It seems much of Liberia’s economic challenges for the last 20 years or so got concentrated and hardened at a time the country’s second postwar democratically elected government took office. This is particularly occasioned by the fact that international empathy expressed in mammoth international aid enjoyed by the erstwhile administration soon started to rapidly recede into oblivion as it was taking off. Concerned about the situation, the International Money Fund (IMF) has been making constructive moves, engaging the current political administration to reset the economy and mitigate the impacts that it leaves on the population and the ability of Government to deliver essential services to the people. Following nearly two weeks of visit which witnessed intense discussions with stakeholders, mainly the government economists, the IMF this week concluded a tour of duty but not without reaching concrete agreements that promise better days for the Liberian economy. The Analyst reports.
The IMF on Monday, June 24, 2019 wrapped up its activities after almost two weeks of intensive engagements with various ministries and agencies of government. The Mission’s led by Mika Saito arrived in the country on 11 June to discuss possible financial support under the Extended Credit Facility (ECF).
During the press conference on Monday, the Mission expressed its support for the government’s objectives of restoring macroeconomic balance in the near term, addressing weaknesses in various public sector institutions, improving the business climate and putting the country on a fiscally sustainable and inclusive growth path.
During its interactions with officials of government, the Mission noted that the series of external shocks including the fall in key commodity prices, the lingering effects of Ebola and the rapid depreciation of the Liberian dollar and the rising inflation were all factors that gave rise to the current state of economic affairs.
Economists have noted that the Liberian economy since 2006 was growing under a false macroeconomic premise. The indicators of macroeconomic growth which include the provision of jobs through investment in agriculture and other natural endowments were missing. The rate of unemployment, the exchange rate as well as inflation were all shadowy growth. The more than US$329 million inflow of foreign exchange by UNMIL, the significant budgetary support the previous government received from friendly nations and donor partners, were all counted as growth even in the midst of unemployment.
The Mission noted that in order to fund an efficient government expenditure program, the government will require additional revenue measures and reforms to reallocate expenditure. Reducing the size of the public sector wage bill which currently accounts for almost 65% of total budget expenditure could be the first start for achieving desired results.
The Mission expressed its support the CBL’s intention to achieve greater alignment of interest rates on its newly introduced monetary policy instruments. Achieving this monetary policy should be buttressed by fiscal program as well as the elimination of additional government borrowing from the CBL. The President, during his address to the nation in late May, noted that going forward, his government will no longer borrow from the Central Bank.

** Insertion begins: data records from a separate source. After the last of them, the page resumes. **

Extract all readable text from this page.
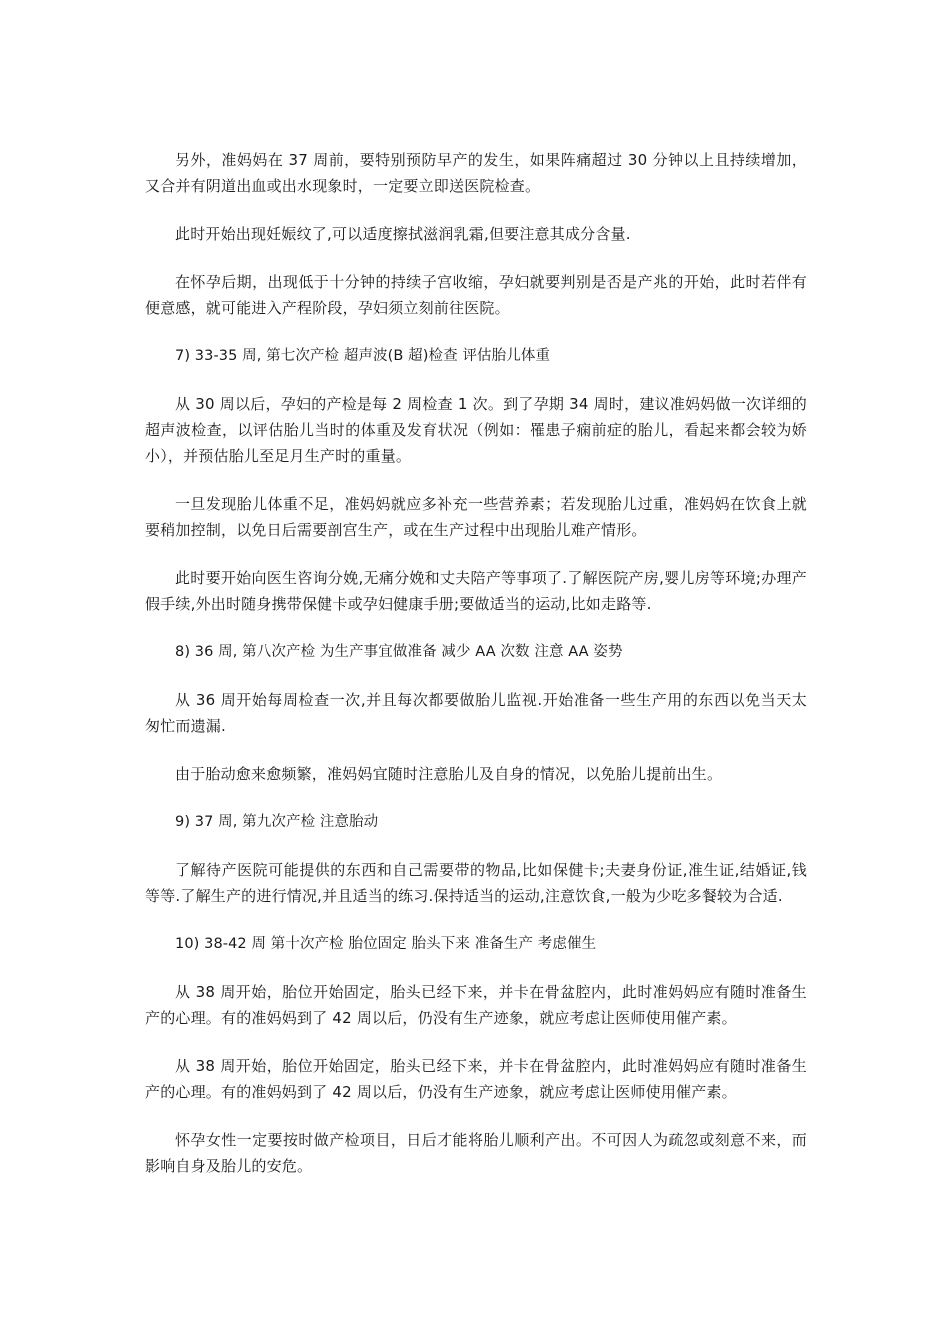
另外，准妈妈在 37 周前，要特别预防早产的发生，如果阵痛超过 30 分钟以上且持续增加，又合并有阴道出血或出水现象时，一定要立即送医院检查。

此时开始出现妊娠纹了,可以适度擦拭滋润乳霜,但要注意其成分含量.

在怀孕后期，出现低于十分钟的持续子宫收缩，孕妇就要判别是否是产兆的开始，此时若伴有便意感，就可能进入产程阶段，孕妇须立刻前往医院。

7) 33-35 周, 第七次产检 超声波(B 超)检查 评估胎儿体重

从 30 周以后，孕妇的产检是每 2 周检查 1 次。到了孕期 34 周时，建议准妈妈做一次详细的超声波检查，以评估胎儿当时的体重及发育状况（例如：罹患子痫前症的胎儿，看起来都会较为娇小），并预估胎儿至足月生产时的重量。

一旦发现胎儿体重不足，准妈妈就应多补充一些营养素；若发现胎儿过重，准妈妈在饮食上就要稍加控制，以免日后需要剖宫生产，或在生产过程中出现胎儿难产情形。

此时要开始向医生咨询分娩,无痛分娩和丈夫陪产等事项了.了解医院产房,婴儿房等环境;办理产假手续,外出时随身携带保健卡或孕妇健康手册;要做适当的运动,比如走路等.

8) 36 周, 第八次产检 为生产事宜做准备 减少 AA 次数 注意 AA 姿势

从 36 周开始每周检查一次,并且每次都要做胎儿监视.开始准备一些生产用的东西以免当天太匆忙而遗漏.

由于胎动愈来愈频繁，准妈妈宜随时注意胎儿及自身的情况，以免胎儿提前出生。

9) 37 周, 第九次产检 注意胎动

了解待产医院可能提供的东西和自己需要带的物品,比如保健卡;夫妻身份证,准生证,结婚证,钱等等.了解生产的进行情况,并且适当的练习.保持适当的运动,注意饮食,一般为少吃多餐较为合适.

10) 38-42 周 第十次产检 胎位固定 胎头下来 准备生产 考虑催生

从 38 周开始，胎位开始固定，胎头已经下来，并卡在骨盆腔内，此时准妈妈应有随时准备生产的心理。有的准妈妈到了 42 周以后，仍没有生产迹象，就应考虑让医师使用催产素。

从 38 周开始，胎位开始固定，胎头已经下来，并卡在骨盆腔内，此时准妈妈应有随时准备生产的心理。有的准妈妈到了 42 周以后，仍没有生产迹象，就应考虑让医师使用催产素。

怀孕女性一定要按时做产检项目，日后才能将胎儿顺利产出。不可因人为疏忽或刻意不来，而影响自身及胎儿的安危。
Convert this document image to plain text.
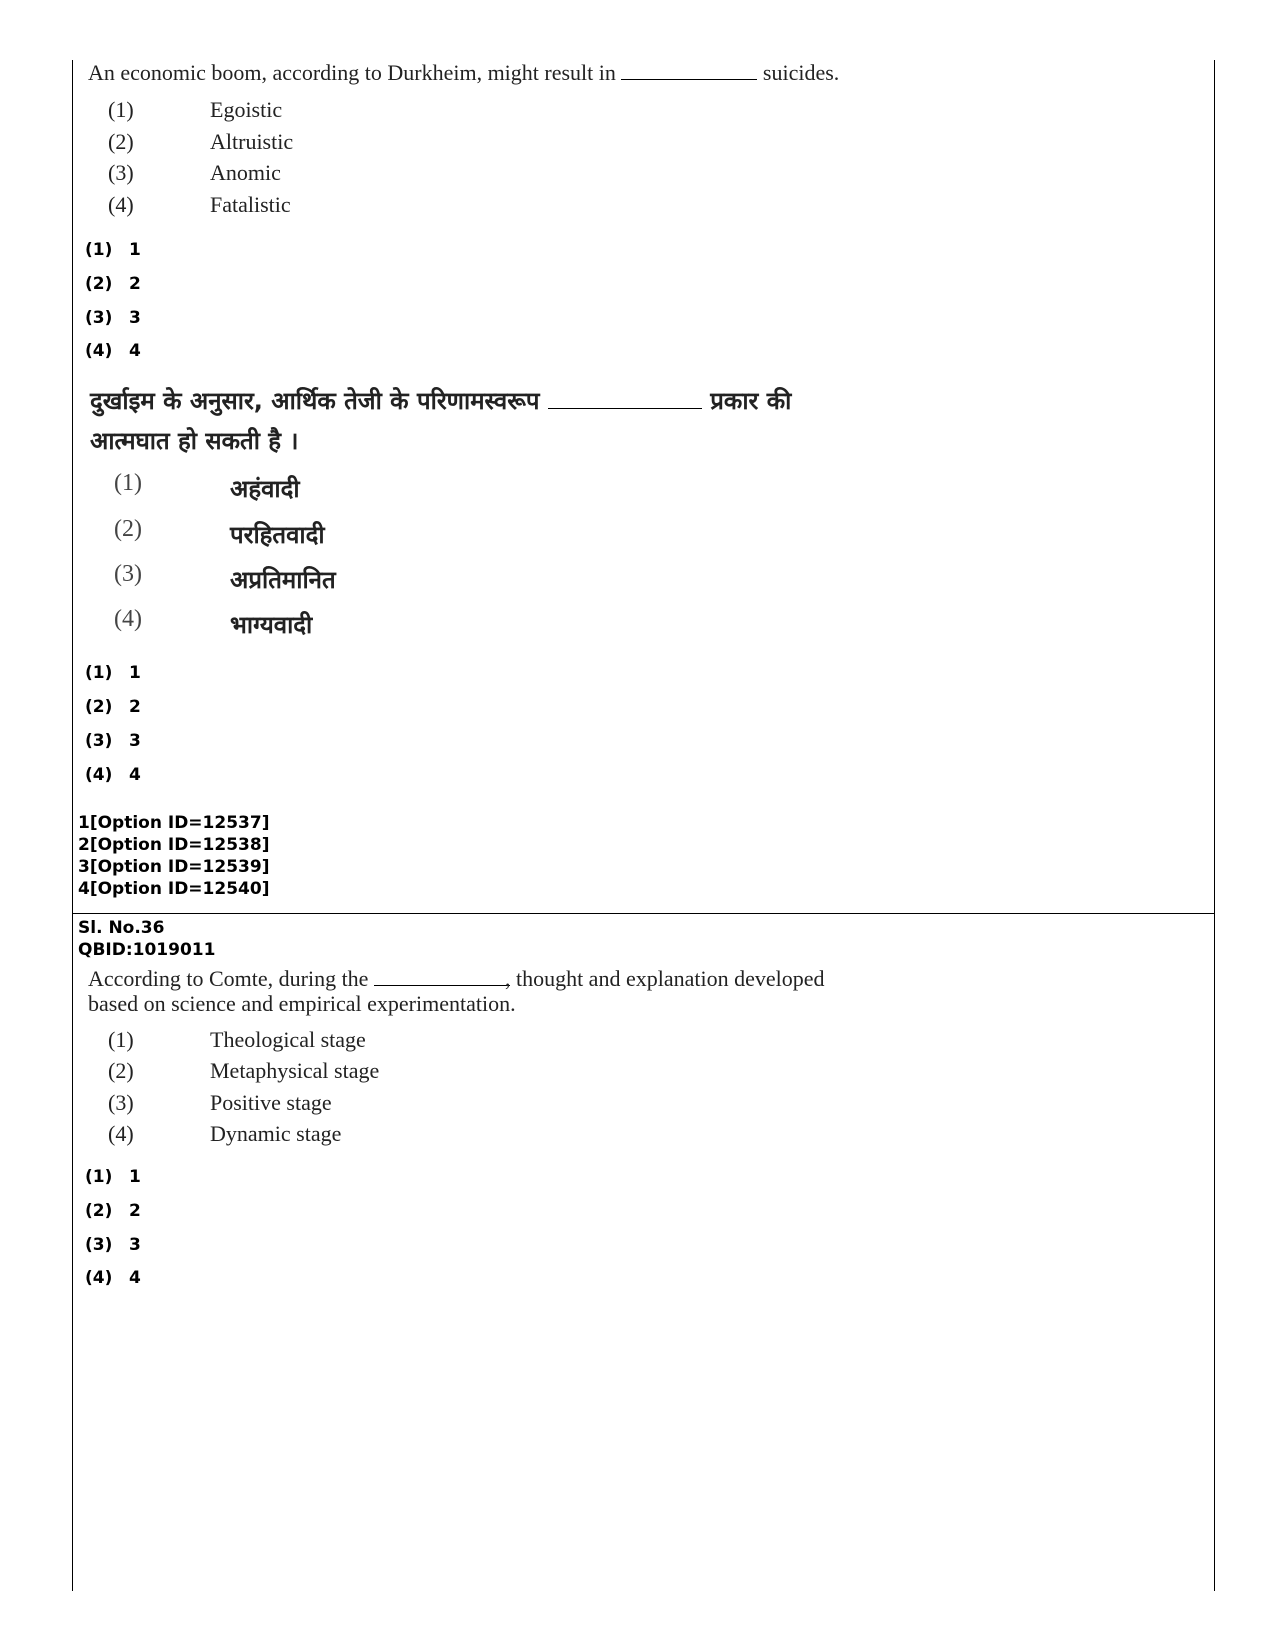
An economic boom, according to Durkheim, might result in	suicides.
(1)	Egoistic
(2)	Altruistic
(3)	Anomic
(4)	Fatalistic
(1) 1
(2) 2
(3) 3
(4) 4
दुर्खाइम के अनुसार, आर्थिक तेजी के परिणामस्वरूप	प्रकार की
आत्मघात हो सकती है ।
(1)	अहंवादी
(2)	परहितवादी
(3)	अप्रतिमानित
(4)	भाग्यवादी
(1) 1
(2) 2
(3) 3
(4) 4
1[Option ID=12537]
2[Option ID=12538]
3[Option ID=12539]
4[Option ID=12540]
Sl. No.36
QBID:1019011
According to Comte, during the	, thought and explanation developed
based on science and empirical experimentation.
(1)	Theological stage
(2)	Metaphysical stage
(3)	Positive stage
(4)	Dynamic stage
(1) 1
(2) 2
(3) 3
(4) 4
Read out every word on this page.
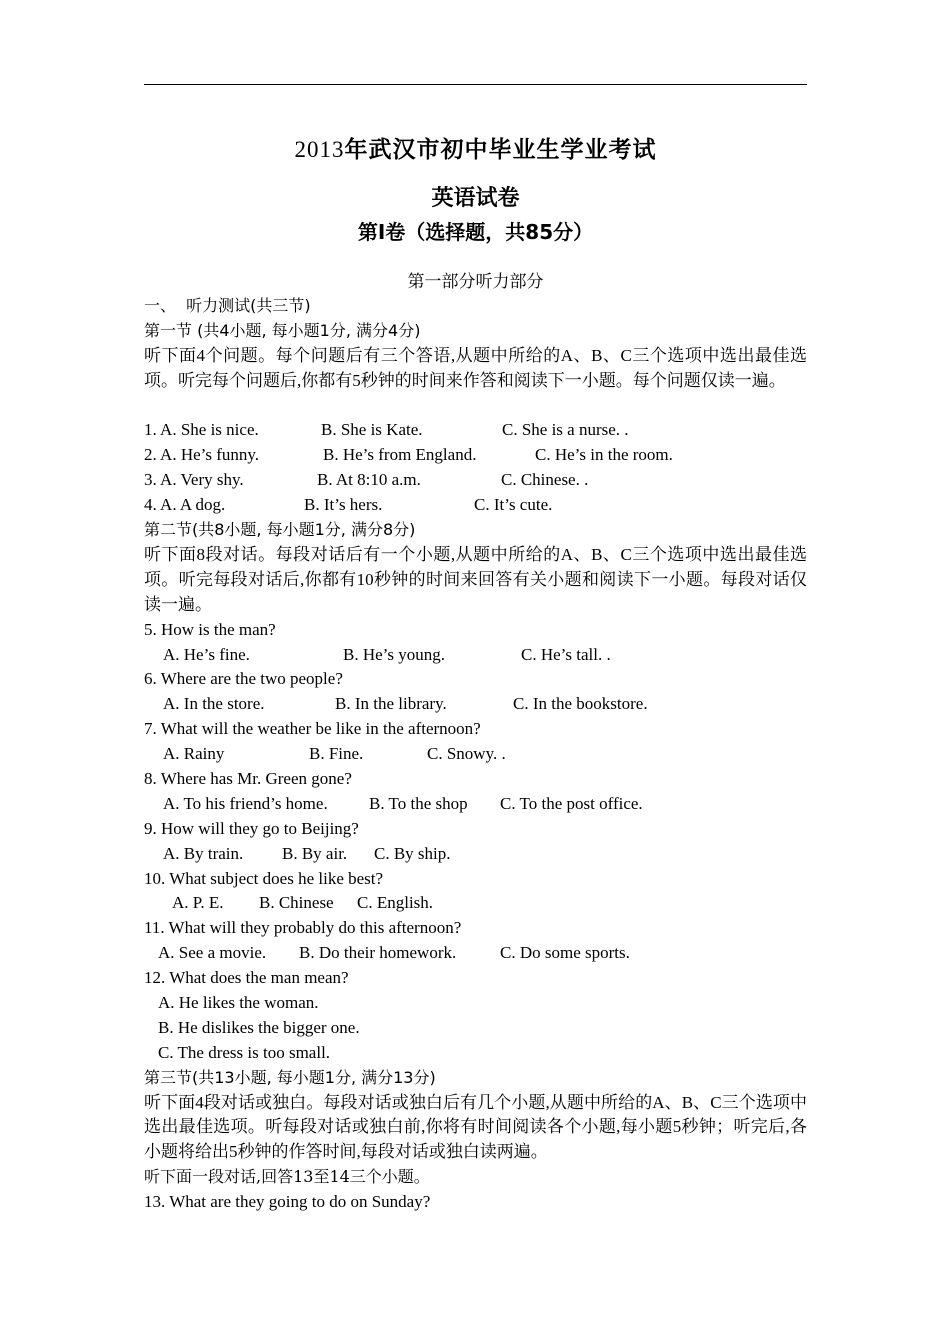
2013年武汉市初中毕业生学业考试
英语试卷
第Ⅰ卷（选择题，共85分）
第一部分听力部分
一、  听力测试(共三节)
第一节 (共4小题, 每小题1分, 满分4分)
听下面4个问题。每个问题后有三个答语,从题中所给的A、B、C三个选项中选出最佳选项。听完每个问题后,你都有5秒钟的时间来作答和阅读下一小题。每个问题仅读一遍。
1. A. She is nice.	B. She is Kate.	C. She is a nurse. .
2. A. He’s funny.	B. He’s from England.	C. He’s in the room.
3. A. Very shy.	B. At 8:10 a.m.	C. Chinese. .
4. A. A dog.	B. It’s hers.	C. It’s cute.
第二节(共8小题, 每小题1分, 满分8分)
听下面8段对话。每段对话后有一个小题,从题中所给的A、B、C三个选项中选出最佳选项。听完每段对话后,你都有10秒钟的时间来回答有关小题和阅读下一小题。每段对话仅读一遍。
5. How is the man?
A. He’s fine.	B. He’s young.	C. He’s tall. .
6. Where are the two people?
A. In the store.	B. In the library.	C. In the bookstore.
7. What will the weather be like in the afternoon?
A. Rainy	B. Fine.	C. Snowy. .
8. Where has Mr. Green gone?
A. To his friend’s home.	B. To the shop	C. To the post office.
9. How will they go to Beijing?
A. By train.	B. By air.	C. By ship.
10. What subject does he like best?
A. P. E.	B. Chinese	C. English.
11. What will they probably do this afternoon?
A. See a movie.	B. Do their homework.	C. Do some sports.
12. What does the man mean?
A. He likes the woman.
B. He dislikes the bigger one.
C. The dress is too small.
第三节(共13小题, 每小题1分, 满分13分)
听下面4段对话或独白。每段对话或独白后有几个小题,从题中所给的A、B、C三个选项中选出最佳选项。听每段对话或独白前,你将有时间阅读各个小题,每小题5秒钟；听完后,各小题将给出5秒钟的作答时间,每段对话或独白读两遍。
听下面一段对话,回答13至14三个小题。
13. What are they going to do on Sunday?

For his part, Finance and Development Planning Minister, Samuel Tweah thanked the IMF for their mission to Liberia and expressed optimism that the country will follow through with an IMF-supported program in the coming years. Minister Tweah noted that the government has already commenced sets of fiscal reforms which amongst other things demand a credible budget. “The budget has not been submitted because we have embarked on a very significant revolutionary macroeconomic exercise- wage bill harmonization”.
The issue of wage bill harmonization which is termed as salary cuts in some quarters of the country has become the fiercest debate. According to Minister Tweah, the wage harmonization will create equity in the work place. “In previous times, people were paid at a discretionary rate. For example, an Official could determine two different salaries structure for two persons that did the same work. It is unfair to see a director in one agency of government making US$1,500.00 and another director at another ministry making a paltry US$300.00.
The wage harmonization process which started more than six weeks ago will see a reduction in the wage bill from US$330m to US$297m. Interestingly, Minister Tweah noted that the wage harmonization will not affect few institutions to include the Ministries of Health and Education. Conversely, while other ministries and agencies are taking the hit, the Liberia National Police and other security apparatus will see a slight increase in the salaries.
The new budget will see spending more money on servicing debts which was mainly incurred by the previous government. Debt payment moved from US$30m in 2018 to US$61m in the 2019/2020 budget. The stock of domestic debts also stands at US435m. The Minister noted that efforts are being made towards paying vendors that supplied goods to the government.
These monetary and fiscal measures are a critical challenge to an economy that is already experiencing a down turn including a depreciation of the Liberian dollar as well as the rising rate of inflation which has lower the purchasing power of the poor and vulnerable. Rebounding, rebranding and rebalancing the economy will require such austerity actions, but will set the economy on a truth path-one that is not based on budgetary support, but rather jobs creation through a business-friendly climate that give rise to private sector investment.